The RFS is bad policy. It drives up costs for families and mandates a product on the American people whether they want or need it. Two different approaches to dealing with this problem are before Congress. The first and more preferable option is a complete repeal of the RFS, such as HR 703 by Rep. Goodlatte or Sen. Cassidy’s Renewable Fuel Standard Repeal Act. The second approach taken by bills introduced by Rep. Goodlatte (HR 704) and Senators Toomey and Feinstein (S. 577) primarily focus on corn ethanol and fall short of true reform. Here are seven reasons why this corn-only approach is not a step in the right direction:
- It’s an unnecessary government mandate on the American people – While the partial repeal deals with the implied corn ethanol RFS mandate, it fails to address the cellulosic and advanced biofuel mandates, which force expensive products on the American people. The government should not dictate which fuels consumers must use. If people want to use ethanol or gasoline or a mixture of both, they should be able to decide, not Washington bureaucrats.
- It focuses the mandate on the most expensive forms of biofuels –Today, corn ethanol is a viable market product because it is a cost-effective way to increase the octane in the fuel supply. With or without the RFS, corn ethanol will continue to be used because it is a less expensive product than other alternatives. By reducing the implied corn mandate and leaving the mandates for other forms of biofuels in place, it props up more expensive forms of biofuels (namely advanced and cellulosic). These biofuels are not viable in the market because they are incredibly expensive—for instance, the Defense Logistics Agency has a history of paying exorbitant sums for “advanced” biofuels, with many contracts averaging $30 to $60 per gallon, compared to around $3 for conventional fuels. If the mandate is focused toward costly advanced biofuels, consumers will feel the brunt of rising gas prices as refiners struggle to meet the mandate.
- It gives too much discretion to the EPA – Repealing the implied corn mandate does nothing to hinder EPA’s ability to illegally promote cellulosic or advanced biofuels. The EPA mandated refiners to produce unrealistic amounts of cellulosic. In 2010, when refiners could not reach EPA’s impossible goal to blend millions of gallons of nonexistent cellulosic biofuel, the refiners took EPA to court and won. The D.C. Circuit Court found that EPA’s actions violated the law. This, coupled with the fact that the EPA has not set RFS volume standards for 2014 or 2015, proves that the EPA cannot be trusted to regulate renewable fuel standards. Additionally, when the programs volume levels expire in 2022 the EPA can continue to run the program as it sees fit.
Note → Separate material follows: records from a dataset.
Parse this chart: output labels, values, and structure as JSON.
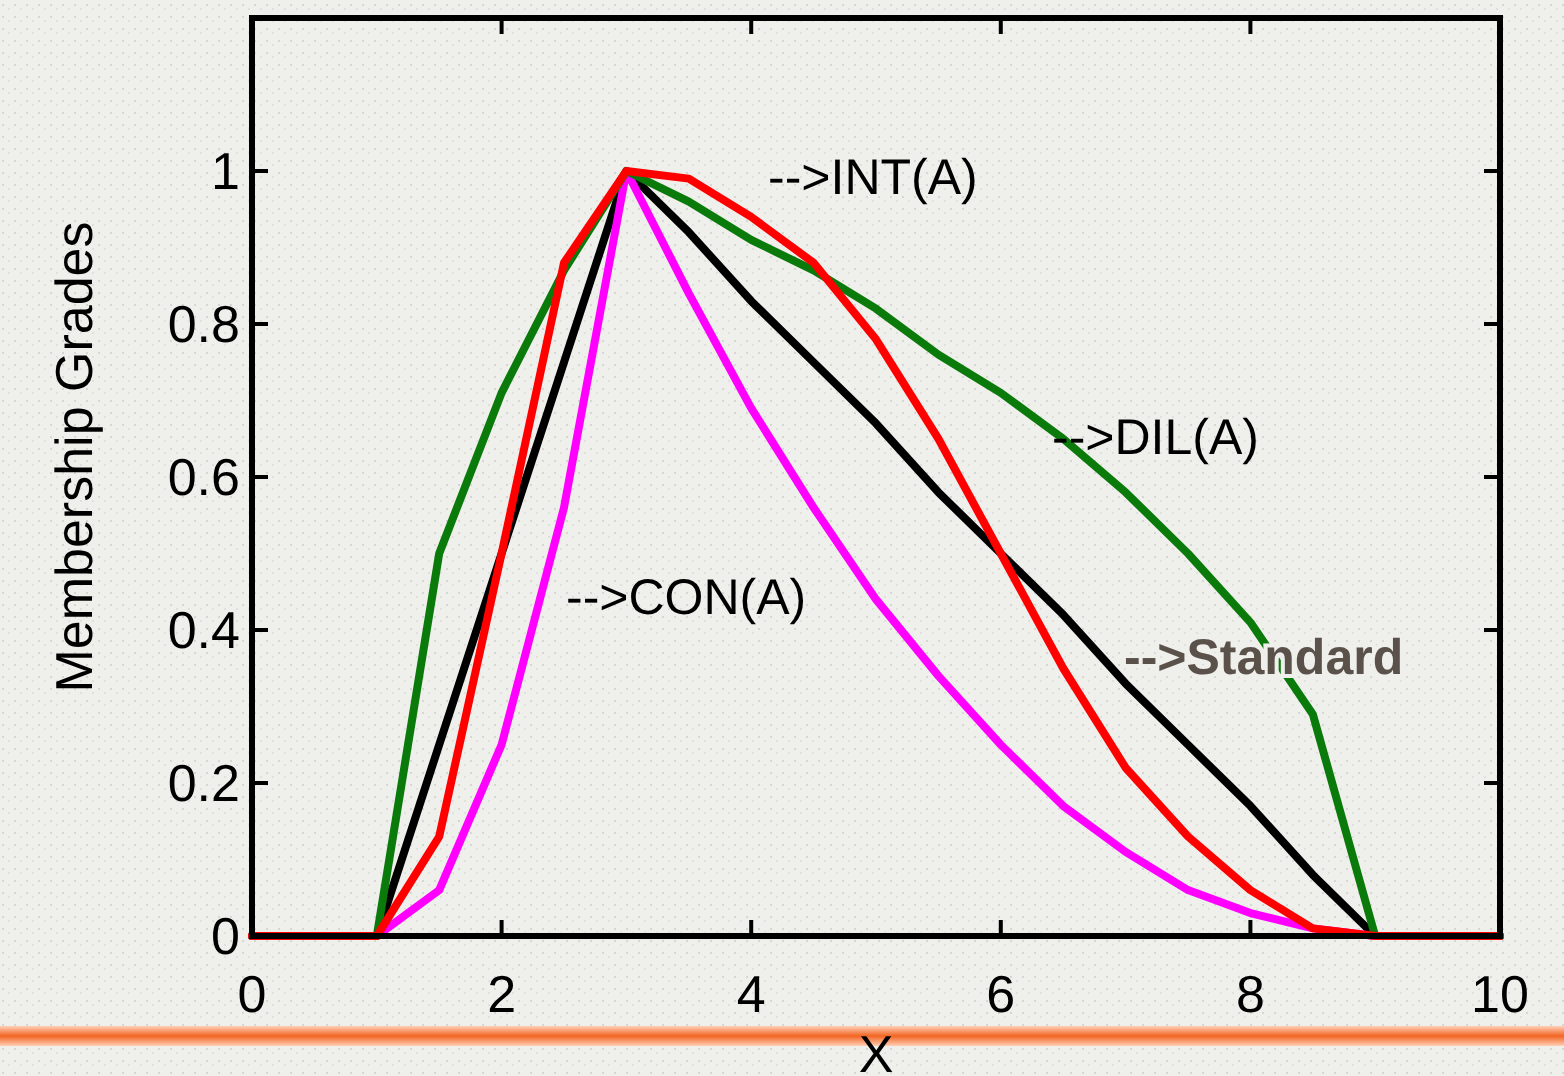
{
  "chart_data": {
    "type": "line",
    "xlabel": "X",
    "ylabel": "Membership Grades",
    "xlim": [
      0,
      10
    ],
    "ylim": [
      0,
      1.2
    ],
    "xticks": [
      0,
      2,
      4,
      6,
      8,
      10
    ],
    "yticks": [
      0,
      0.2,
      0.4,
      0.6,
      0.8,
      1
    ],
    "grid": false,
    "marker": "none",
    "line_style": "solid",
    "x": [
      0,
      1,
      1.5,
      2,
      2.5,
      3,
      3.5,
      4,
      4.5,
      5,
      5.5,
      6,
      6.5,
      7,
      7.5,
      8,
      8.5,
      9,
      10
    ],
    "series": [
      {
        "color": "#000000",
        "values": [
          0,
          0,
          0.25,
          0.5,
          0.75,
          1,
          0.92,
          0.83,
          0.75,
          0.67,
          0.58,
          0.5,
          0.42,
          0.33,
          0.25,
          0.17,
          0.08,
          0,
          0
        ]
      },
      {
        "color": "#ff00ff",
        "values": [
          0,
          0,
          0.06,
          0.25,
          0.56,
          1,
          0.84,
          0.69,
          0.56,
          0.44,
          0.34,
          0.25,
          0.17,
          0.11,
          0.06,
          0.03,
          0.01,
          0,
          0
        ]
      },
      {
        "color": "#0a7a0a",
        "values": [
          0,
          0,
          0.5,
          0.71,
          0.87,
          1,
          0.96,
          0.91,
          0.87,
          0.82,
          0.76,
          0.71,
          0.65,
          0.58,
          0.5,
          0.41,
          0.29,
          0,
          0
        ]
      },
      {
        "color": "#ff0000",
        "values": [
          0,
          0,
          0.13,
          0.5,
          0.88,
          1,
          0.99,
          0.94,
          0.88,
          0.78,
          0.65,
          0.5,
          0.35,
          0.22,
          0.13,
          0.06,
          0.01,
          0,
          0
        ]
      }
    ],
    "annotations": [
      "-->INT(A)",
      "-->DIL(A)",
      "-->CON(A)",
      "-->Standard"
    ]
  }
}
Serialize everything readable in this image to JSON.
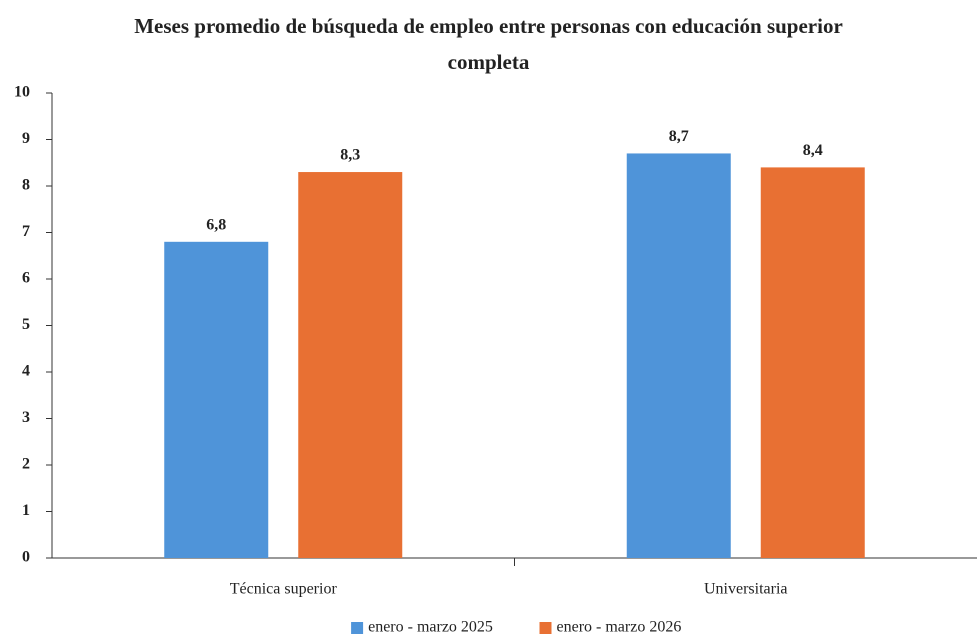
{
  "chart_data": {
    "type": "bar",
    "title": "Meses promedio de búsqueda de empleo entre personas con educación superior completa",
    "categories": [
      "Técnica superior",
      "Universitaria"
    ],
    "series": [
      {
        "name": "enero - marzo 2025",
        "color": "#4f94d9",
        "values": [
          6.8,
          8.7
        ],
        "value_labels": [
          "6,8",
          "8,7"
        ]
      },
      {
        "name": "enero - marzo 2026",
        "color": "#e87033",
        "values": [
          8.3,
          8.4
        ],
        "value_labels": [
          "8,3",
          "8,4"
        ]
      }
    ],
    "ylim": [
      0,
      10
    ],
    "yticks": [
      0,
      1,
      2,
      3,
      4,
      5,
      6,
      7,
      8,
      9,
      10
    ],
    "grid": false,
    "legend": "bottom"
  }
}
- It allows the EPA to inflate “advanced biofuel” numbers with accounting gimmicks – In the face of nonexistent cellulosic production, the EPA simply redefined what constitutes “cellulosic” to include certain types of compressed natural gas, liquefied natural gas, and electricity. This redefinition defies the intent of the law, which is to blend more renewable fuel into gasoline. It is physically impossible to blend CNG, LNG, and electricity into gasoline, which means refiners are simply buying credits to comply with the law on paper without actually increasing the supply of renewable fuel. Failing to repeal the entire RFS would allow the EPA to continue this illegal practice.
- The proposal to base the cellulosic mandate on “actual” production does not solve the problem – The Goodlatte partial reform bill aims to set the required cellulosic volumes at the “actual” volumes from the previous year. The problem is, which level of production is the actual level? Depending on which EPA definition of cellulosic is used, the production level in 2014 was either 44,168 gallons or over 33 million gallons. Without significantly reigning in EPA’s authority, this provision will do little to protect consumers.
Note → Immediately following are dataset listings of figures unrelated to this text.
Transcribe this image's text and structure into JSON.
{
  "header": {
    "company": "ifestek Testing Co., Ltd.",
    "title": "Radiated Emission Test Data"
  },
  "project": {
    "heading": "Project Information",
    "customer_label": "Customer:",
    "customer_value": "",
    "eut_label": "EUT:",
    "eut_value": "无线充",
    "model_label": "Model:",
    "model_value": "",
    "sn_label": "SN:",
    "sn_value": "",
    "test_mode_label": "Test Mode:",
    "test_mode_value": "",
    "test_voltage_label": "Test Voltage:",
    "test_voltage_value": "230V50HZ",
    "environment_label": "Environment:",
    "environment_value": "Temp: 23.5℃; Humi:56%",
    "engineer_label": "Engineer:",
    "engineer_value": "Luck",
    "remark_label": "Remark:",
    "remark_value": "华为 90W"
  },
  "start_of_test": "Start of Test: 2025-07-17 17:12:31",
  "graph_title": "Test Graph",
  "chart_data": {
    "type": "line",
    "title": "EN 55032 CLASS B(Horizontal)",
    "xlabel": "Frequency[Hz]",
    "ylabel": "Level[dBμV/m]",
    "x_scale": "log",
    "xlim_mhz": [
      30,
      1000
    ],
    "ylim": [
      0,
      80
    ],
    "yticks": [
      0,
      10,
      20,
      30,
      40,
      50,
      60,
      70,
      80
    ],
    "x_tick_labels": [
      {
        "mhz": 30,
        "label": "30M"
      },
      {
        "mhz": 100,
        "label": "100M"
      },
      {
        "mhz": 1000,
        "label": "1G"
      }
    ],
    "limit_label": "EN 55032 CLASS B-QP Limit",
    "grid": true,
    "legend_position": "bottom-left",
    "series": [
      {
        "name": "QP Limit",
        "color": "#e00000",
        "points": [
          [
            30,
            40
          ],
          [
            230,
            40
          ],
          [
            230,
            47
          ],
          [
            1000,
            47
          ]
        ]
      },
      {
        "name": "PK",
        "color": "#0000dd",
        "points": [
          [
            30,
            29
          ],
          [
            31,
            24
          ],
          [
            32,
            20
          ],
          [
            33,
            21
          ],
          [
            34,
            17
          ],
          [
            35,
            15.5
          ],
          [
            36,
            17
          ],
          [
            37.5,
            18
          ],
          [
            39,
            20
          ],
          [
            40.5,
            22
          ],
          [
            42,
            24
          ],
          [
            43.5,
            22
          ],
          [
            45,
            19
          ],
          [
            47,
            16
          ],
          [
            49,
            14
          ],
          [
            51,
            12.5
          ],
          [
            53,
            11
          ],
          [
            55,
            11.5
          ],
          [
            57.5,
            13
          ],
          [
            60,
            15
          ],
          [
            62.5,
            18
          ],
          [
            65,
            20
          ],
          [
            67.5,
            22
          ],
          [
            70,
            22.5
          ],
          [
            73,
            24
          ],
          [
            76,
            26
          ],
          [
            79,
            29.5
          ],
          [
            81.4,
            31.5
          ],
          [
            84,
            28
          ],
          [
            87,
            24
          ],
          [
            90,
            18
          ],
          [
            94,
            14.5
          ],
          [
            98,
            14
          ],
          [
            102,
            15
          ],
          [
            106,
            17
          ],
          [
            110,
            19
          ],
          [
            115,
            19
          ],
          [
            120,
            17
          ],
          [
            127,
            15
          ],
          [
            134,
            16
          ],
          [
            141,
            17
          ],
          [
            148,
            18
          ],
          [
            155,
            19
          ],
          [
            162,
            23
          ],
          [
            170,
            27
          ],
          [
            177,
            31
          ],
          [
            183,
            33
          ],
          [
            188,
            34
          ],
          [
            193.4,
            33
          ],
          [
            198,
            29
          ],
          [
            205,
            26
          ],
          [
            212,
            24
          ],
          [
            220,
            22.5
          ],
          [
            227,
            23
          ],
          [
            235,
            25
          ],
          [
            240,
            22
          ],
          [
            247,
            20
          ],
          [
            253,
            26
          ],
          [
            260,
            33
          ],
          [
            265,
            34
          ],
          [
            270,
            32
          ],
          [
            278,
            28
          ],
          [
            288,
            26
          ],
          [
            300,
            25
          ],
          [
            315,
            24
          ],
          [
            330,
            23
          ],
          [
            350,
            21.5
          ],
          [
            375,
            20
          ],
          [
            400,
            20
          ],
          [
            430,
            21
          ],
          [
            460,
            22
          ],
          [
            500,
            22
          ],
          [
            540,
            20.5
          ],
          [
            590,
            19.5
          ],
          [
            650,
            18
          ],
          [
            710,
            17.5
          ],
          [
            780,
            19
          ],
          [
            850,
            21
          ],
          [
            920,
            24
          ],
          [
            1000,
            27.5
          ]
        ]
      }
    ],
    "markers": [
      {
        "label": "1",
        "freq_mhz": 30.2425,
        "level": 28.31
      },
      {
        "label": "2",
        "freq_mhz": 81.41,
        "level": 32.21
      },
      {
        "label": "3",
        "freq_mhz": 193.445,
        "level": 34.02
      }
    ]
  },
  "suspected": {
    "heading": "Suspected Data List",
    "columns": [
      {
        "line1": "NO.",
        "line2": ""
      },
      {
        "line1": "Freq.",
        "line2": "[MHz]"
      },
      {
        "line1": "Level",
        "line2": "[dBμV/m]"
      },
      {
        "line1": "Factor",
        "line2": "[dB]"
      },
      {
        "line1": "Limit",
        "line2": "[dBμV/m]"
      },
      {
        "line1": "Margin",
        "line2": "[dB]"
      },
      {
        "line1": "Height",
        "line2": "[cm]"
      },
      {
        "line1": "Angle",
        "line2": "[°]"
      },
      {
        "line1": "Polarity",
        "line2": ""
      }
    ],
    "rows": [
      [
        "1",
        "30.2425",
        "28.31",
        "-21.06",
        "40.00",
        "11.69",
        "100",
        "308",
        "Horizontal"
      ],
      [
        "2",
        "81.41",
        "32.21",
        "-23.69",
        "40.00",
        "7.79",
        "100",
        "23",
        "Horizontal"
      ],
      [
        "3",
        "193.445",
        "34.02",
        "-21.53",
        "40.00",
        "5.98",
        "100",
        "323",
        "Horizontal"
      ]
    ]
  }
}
- It encourages inefficient ethanol trading – Another byproduct of the advanced biofuel mandate is the absurd Brazilian sugarcane/corn ethanol trade. In the name of reducing GHGs, the U.S. imports sugarcane from Brazil for use as an “advanced” biofuel and exports corn ethanol to replace it in Brazil. EPA does not account for these GHG emissions. This process only increases costs and overall energy used. Lastly, sugarcane ethanol is not an “advanced” fuel. It has been around since the 1920s.
- It moves the RFS toward a California-style Low Carbon Fuel Standard (LCFS) – Removing the corn-ethanol mandate simply makes the RFS more like California’s hugely expensive LCFS. One study determined that California’s LCFS could raise the price of a gallon of gas by over $2.50. Another study found that a potential Northeast/Mid-Atlantic LCFS would cost 147,000 jobs and lower the GDP by $27 billion. A corn-only repeal would pave the way for a national LCFS, which would cost Americans money at the pump and result in lost jobs.
To see a more detailed analysis regarding the problems with partial reform, see this post.
The American Energy Alliance urges Members to refrain from supporting HR 704 or S. 577 to partially repeal the RFS and instead co-sponsor HR 703 and any viable Senate companion to completely repeal the program. Co-sponsoring HR 703 will be calculated into a Member’s final overall score in the American Energy Alliance Scorecard.